One night, she felt the charpoy shift; heard the creak of the frame behind her curved back.
Malini’s breath stuttered out of her. “Priya?” she whispered.
“I’m here.”
Malini turned over.
“I’m not dreaming?”
“No,” said Priya. “No, my lady.”
“That’s good.” Malini’s voice was a little hoarse. She curled her fingers against the weave of bamboo and saw Priya’s fingers mirror her own, a half breath of distance between Priya’s knuckles and her own. Malini could barely make out her face. In the night’s gloom, Priya’s skin looked ghostly dark, her mouth and jaw in shadow.

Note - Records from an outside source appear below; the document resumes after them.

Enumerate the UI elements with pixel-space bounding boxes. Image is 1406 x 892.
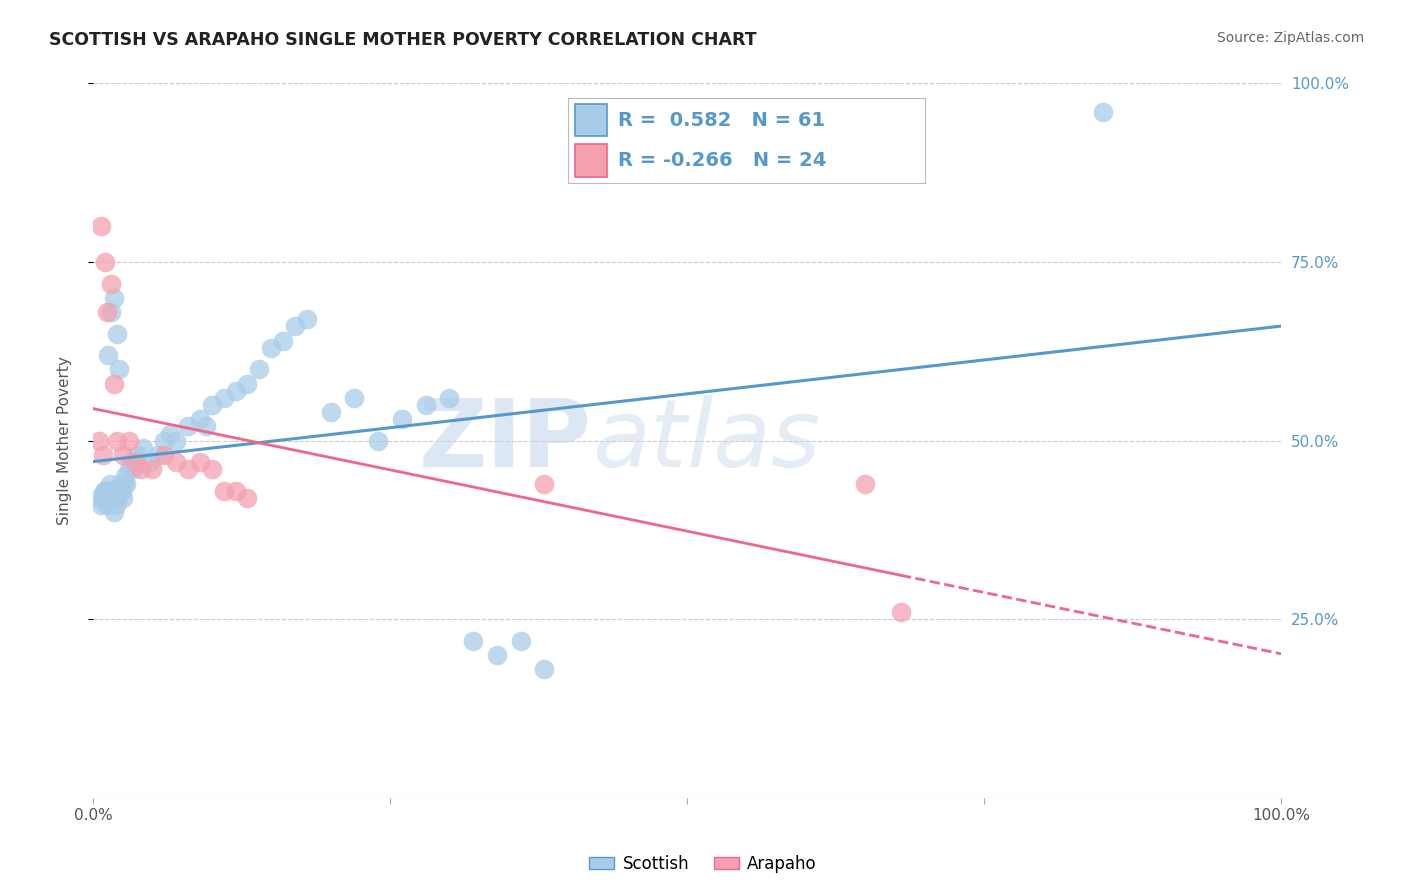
Point xyxy=(94,483,117,498)
Point xyxy=(87,491,110,505)
Point xyxy=(890,605,912,619)
Point xyxy=(100,305,122,319)
Point xyxy=(118,462,141,476)
Point xyxy=(159,426,181,441)
Point xyxy=(100,491,122,505)
Point xyxy=(319,405,342,419)
Point xyxy=(103,505,125,519)
Point xyxy=(853,476,876,491)
Point xyxy=(165,434,187,448)
Point xyxy=(94,491,117,505)
Point xyxy=(188,412,211,426)
Point xyxy=(96,305,118,319)
Point xyxy=(225,384,247,398)
Point xyxy=(104,498,127,512)
Point xyxy=(111,448,134,462)
Point xyxy=(129,462,152,476)
Point xyxy=(236,376,259,391)
Point xyxy=(110,476,132,491)
Point xyxy=(225,483,247,498)
Point xyxy=(177,419,200,434)
Point xyxy=(110,483,132,498)
Point xyxy=(100,277,122,291)
Point xyxy=(94,255,117,269)
Point xyxy=(236,491,259,505)
Point xyxy=(90,498,112,512)
Point xyxy=(271,334,294,348)
Point xyxy=(463,633,485,648)
Point xyxy=(343,391,366,405)
Y-axis label: Single Mother Poverty: Single Mother Poverty xyxy=(58,356,72,525)
Point xyxy=(87,434,110,448)
Point xyxy=(367,434,389,448)
Point xyxy=(93,483,115,498)
Text: Source: ZipAtlas.com: Source: ZipAtlas.com xyxy=(1216,31,1364,45)
Point xyxy=(194,419,217,434)
Point xyxy=(148,448,170,462)
Point xyxy=(111,491,134,505)
Point xyxy=(105,434,128,448)
Point xyxy=(118,434,141,448)
Point xyxy=(115,476,138,491)
Point xyxy=(391,412,413,426)
Text: SCOTTISH VS ARAPAHO SINGLE MOTHER POVERTY CORRELATION CHART: SCOTTISH VS ARAPAHO SINGLE MOTHER POVERT… xyxy=(49,31,756,49)
Point xyxy=(107,491,129,505)
Text: atlas: atlas xyxy=(592,395,820,486)
Point xyxy=(284,319,307,334)
Point xyxy=(201,462,224,476)
Point xyxy=(439,391,461,405)
Point xyxy=(101,483,124,498)
Point xyxy=(533,662,555,676)
Point xyxy=(124,455,146,469)
Legend: Scottish, Arapaho: Scottish, Arapaho xyxy=(582,848,824,880)
Point xyxy=(120,455,142,469)
Point xyxy=(98,476,121,491)
Point xyxy=(212,391,235,405)
Point xyxy=(105,491,128,505)
Point xyxy=(415,398,437,412)
Point xyxy=(96,498,118,512)
Point xyxy=(188,455,211,469)
Point xyxy=(153,448,176,462)
Point xyxy=(212,483,235,498)
Point xyxy=(108,483,131,498)
Point xyxy=(165,455,187,469)
Point xyxy=(114,469,136,483)
Point xyxy=(103,491,125,505)
Point xyxy=(1091,105,1114,120)
Point xyxy=(139,455,162,469)
Point xyxy=(533,476,555,491)
Point xyxy=(105,326,128,341)
Point xyxy=(141,462,163,476)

Perhaps it was the needle-flower that made Malini feel as if Priya would vanish at any moment, unspooling like the coil of smoke from a candle flame. Malini wanted to reach out and feel her skin; the reassurance of solid fingers and smooth nails, the dip and swell of knuckles, all of it real and proof of life.
But she didn’t. She stayed still and listened to Priya’s breath; watched the whites of Priya’s eyes, as Priya watched her in turn.
“Why does Lady Pramila hate you, my lady?” Priya asked suddenly.
“Did Pramila say something to you today?”
Priya shook her head. “No, my lady.”
“Jailers always hate their prisoners,” Malini said.
“The way she responds to you is not simply how a jailer responds to a prisoner, I think.”
“Is it not?” Malini frowned. “I thought it was. After all, power makes everyone monstrous. At least a little.”
Priya’s mouth turned down at the corners. She looked—worried, perhaps. That was good.
“Please, my lady,” she said. “I want to help.”
Malini wanted Priya’s pity. She wanted to bind Priya to her. She needed an ally. She had already been vulnerable in front of Priya, drawing her in, making a confidante of her. Now she would have to do so again. But ah, it was a hard thing to do: Making herself speak through the weight of needle-flower. Pouring out words. All of it was hard, and hurt.